Nigerian wins Noma and Obama's mystery brother pops up in China

November 08, 2009 Edition 1

Maureen Isaacson

THIS year's Noma Award for publishing in Africa has been won by Nigerian writer Sefi Atta.

Her short story collection, Lawless and Other Stories, published last year by Farafina, an imprint of Kachifo Limited, Lagos, won the $10 000 (R76 000) prize.

The collection beat entries from 43 publishers from 12 African countries. Among the three other titles that received honourable mention is South African writer Zubeida Jaffer's Love in the Time of Treason.

The other titles are Dancing with Life: Tales from the Township by Zimbabwean Christopher Mlalazi, and Leila ou la femme de l'aube by Sonia Chamkhi of Tunisia.

  • As the world trips over itself trying to evaluate US President Barack Obama's performance one year after his election as president, his half brother, who has kept his existence concealed from the world has revealed that he has talents and a plan of his own.

    A Los Angeles Times correspondent describes the slim build, the loping gait and the high-set cheekbones that give Mark Okoth Obama Ndesandjo a striking resemblance to his more famous half-brother.

    Obama Ndesandjo, a 43-year-old businessman and musician, who sports a shaved head and wears a gold stud in his left earlobe, has lived in southern China for seven years and for the past year has assiduously avoided the public gaze, we learned this week.

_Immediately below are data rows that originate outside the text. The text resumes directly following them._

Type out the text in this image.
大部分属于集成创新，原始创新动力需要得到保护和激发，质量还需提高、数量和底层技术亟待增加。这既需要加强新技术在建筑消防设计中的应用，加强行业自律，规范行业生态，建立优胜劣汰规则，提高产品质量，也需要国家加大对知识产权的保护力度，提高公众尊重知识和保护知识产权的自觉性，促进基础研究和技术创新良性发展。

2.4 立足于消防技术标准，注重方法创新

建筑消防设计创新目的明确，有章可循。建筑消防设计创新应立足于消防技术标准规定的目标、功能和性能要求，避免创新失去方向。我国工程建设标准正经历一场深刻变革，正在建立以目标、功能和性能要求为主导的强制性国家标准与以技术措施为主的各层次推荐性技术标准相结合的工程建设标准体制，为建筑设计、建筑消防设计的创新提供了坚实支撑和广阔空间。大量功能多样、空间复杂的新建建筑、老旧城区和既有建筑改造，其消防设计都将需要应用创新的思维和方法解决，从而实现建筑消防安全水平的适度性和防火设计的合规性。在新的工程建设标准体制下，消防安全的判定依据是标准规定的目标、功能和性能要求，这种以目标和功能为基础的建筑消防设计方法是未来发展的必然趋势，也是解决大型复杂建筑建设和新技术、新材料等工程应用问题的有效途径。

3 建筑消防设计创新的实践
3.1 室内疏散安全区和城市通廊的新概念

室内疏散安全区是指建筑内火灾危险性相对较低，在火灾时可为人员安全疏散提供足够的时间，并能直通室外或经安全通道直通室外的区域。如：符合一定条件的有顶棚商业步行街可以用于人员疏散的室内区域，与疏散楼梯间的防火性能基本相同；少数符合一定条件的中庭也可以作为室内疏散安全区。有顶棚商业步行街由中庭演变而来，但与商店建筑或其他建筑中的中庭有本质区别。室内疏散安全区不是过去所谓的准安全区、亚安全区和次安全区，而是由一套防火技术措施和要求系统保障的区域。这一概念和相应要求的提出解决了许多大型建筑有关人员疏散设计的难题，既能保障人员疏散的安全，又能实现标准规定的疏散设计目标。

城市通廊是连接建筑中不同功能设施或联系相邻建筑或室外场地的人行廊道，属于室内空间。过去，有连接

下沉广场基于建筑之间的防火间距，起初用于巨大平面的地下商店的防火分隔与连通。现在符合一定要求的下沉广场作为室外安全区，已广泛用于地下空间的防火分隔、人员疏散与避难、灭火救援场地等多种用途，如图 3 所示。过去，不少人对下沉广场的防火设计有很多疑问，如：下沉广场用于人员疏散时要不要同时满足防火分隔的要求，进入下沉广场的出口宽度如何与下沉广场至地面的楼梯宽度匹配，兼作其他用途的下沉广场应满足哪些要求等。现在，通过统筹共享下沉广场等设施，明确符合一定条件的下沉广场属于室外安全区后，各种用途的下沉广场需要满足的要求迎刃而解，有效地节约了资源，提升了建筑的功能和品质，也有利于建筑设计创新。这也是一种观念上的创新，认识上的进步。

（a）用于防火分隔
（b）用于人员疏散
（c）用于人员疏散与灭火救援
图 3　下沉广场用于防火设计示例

    But on Wednesday he came out to publicise an autobiographical novel, From Nairobi to Shenzhen, which supposedly follows Ndesandjo's peripatetic life. He was born in Kenya, the son of Barack Obama Sr, the same father as the president, and his father's third wife, Ruth Nidesand, the daughter of Jewish Lithuanian immigrants.

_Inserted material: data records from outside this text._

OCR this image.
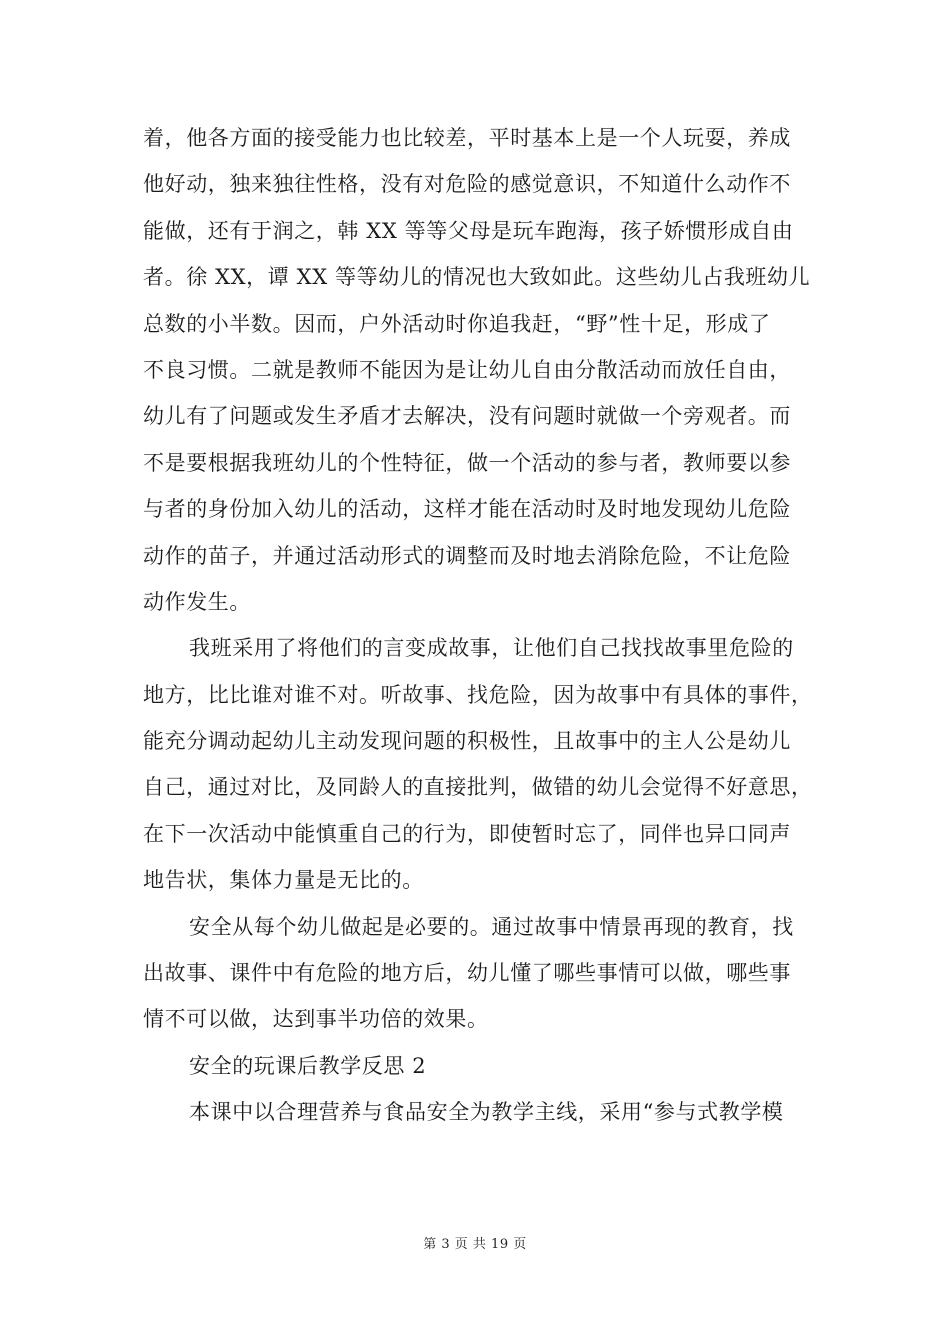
着，他各方面的接受能力也比较差，平时基本上是一个人玩耍，养成
他好动，独来独往性格，没有对危险的感觉意识，不知道什么动作不
能做，还有于润之，韩 XX 等等父母是玩车跑海，孩子娇惯形成自由
者。徐 XX，谭 XX 等等幼儿的情况也大致如此。这些幼儿占我班幼儿
总数的小半数。因而，户外活动时你追我赶，“野”性十足，形成了
不良习惯。二就是教师不能因为是让幼儿自由分散活动而放任自由，
幼儿有了问题或发生矛盾才去解决，没有问题时就做一个旁观者。而
不是要根据我班幼儿的个性特征，做一个活动的参与者，教师要以参
与者的身份加入幼儿的活动，这样才能在活动时及时地发现幼儿危险
动作的苗子，并通过活动形式的调整而及时地去消除危险，不让危险
动作发生。
我班采用了将他们的言变成故事，让他们自己找找故事里危险的
地方，比比谁对谁不对。听故事、找危险，因为故事中有具体的事件，
能充分调动起幼儿主动发现问题的积极性，且故事中的主人公是幼儿
自己，通过对比，及同龄人的直接批判，做错的幼儿会觉得不好意思，
在下一次活动中能慎重自己的行为，即使暂时忘了，同伴也异口同声
地告状，集体力量是无比的。
安全从每个幼儿做起是必要的。通过故事中情景再现的教育，找
出故事、课件中有危险的地方后，幼儿懂了哪些事情可以做，哪些事
情不可以做，达到事半功倍的效果。
安全的玩课后教学反思 2
本课中以合理营养与食品安全为教学主线，采用“参与式教学模
第 3 页 共 19 页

    The couple later divorced and Ndesandjo moved to the US, earning degrees in physics from Brown and Stanford universities, and an MBA from Emory University. The LA Times reports that he last year married a Chinese woman from Henan province.

    Like Obama's memoir, Dreams From My Father, Ndesandjo's book delves into growing up as a mixed-race child with a psyche shaped by an erratic father.

    "My father beat my mother, and my father beat me," Ndesandjo said in an interview released on Wednesday.

    "I remember situations when I was growing up, and there would be a light coming from our living room, and I could hear thuds and screams, and my father's voice and my mother shouting."

    At a news conference in Guangzhou, organised by the US Chamber of Commerce for Southern China, Ndesandjo said it had taken a long time before he became "proud to be an Obama".

    He said he had written the book, in part, to exorcise the bad memories of his childhood and to publicise the problem of domestic violence. He said he planned to donate 15 percent of the proceeds of sales of the book (published by Aventine Press, a self-publishing company based in San Diego) to a charity for children.

    The LA Times reports that since moving to China in 2002, Ndesandjo has worked as business consultant in Shenzhen. He is also a partner with a Chinese friend in a small chain of restaurants called Cabin BBQ.

    A classical and jazz pianist, Ndesandjo also teaches piano as a volunteer in an orphanage. Although strictly autobiographical, the novel skips over the part where the protagonist's half-brother is elected president of the United States.

    "I didn't want to take on any strong political themes in this book," Ndesandjo said. The only thing he added about the president: "I think my brother's team is doing an extraordinary job."

    Barack Obama Sr died in 1982, and the half-brothers did not know each other as children. They have met only a few times as adults. Ndesandjo attended the inauguration and said he expected to meet the president during his trip to China later this month and to introduce him to his wife.

    He also expressed a willingness to pass on some advice gleaned from seven years in China.

    "I would encourage not only my brother, President Obama, but also American people, (to understand) that China is about family.

    "Family is always a recurrent theme here," he said.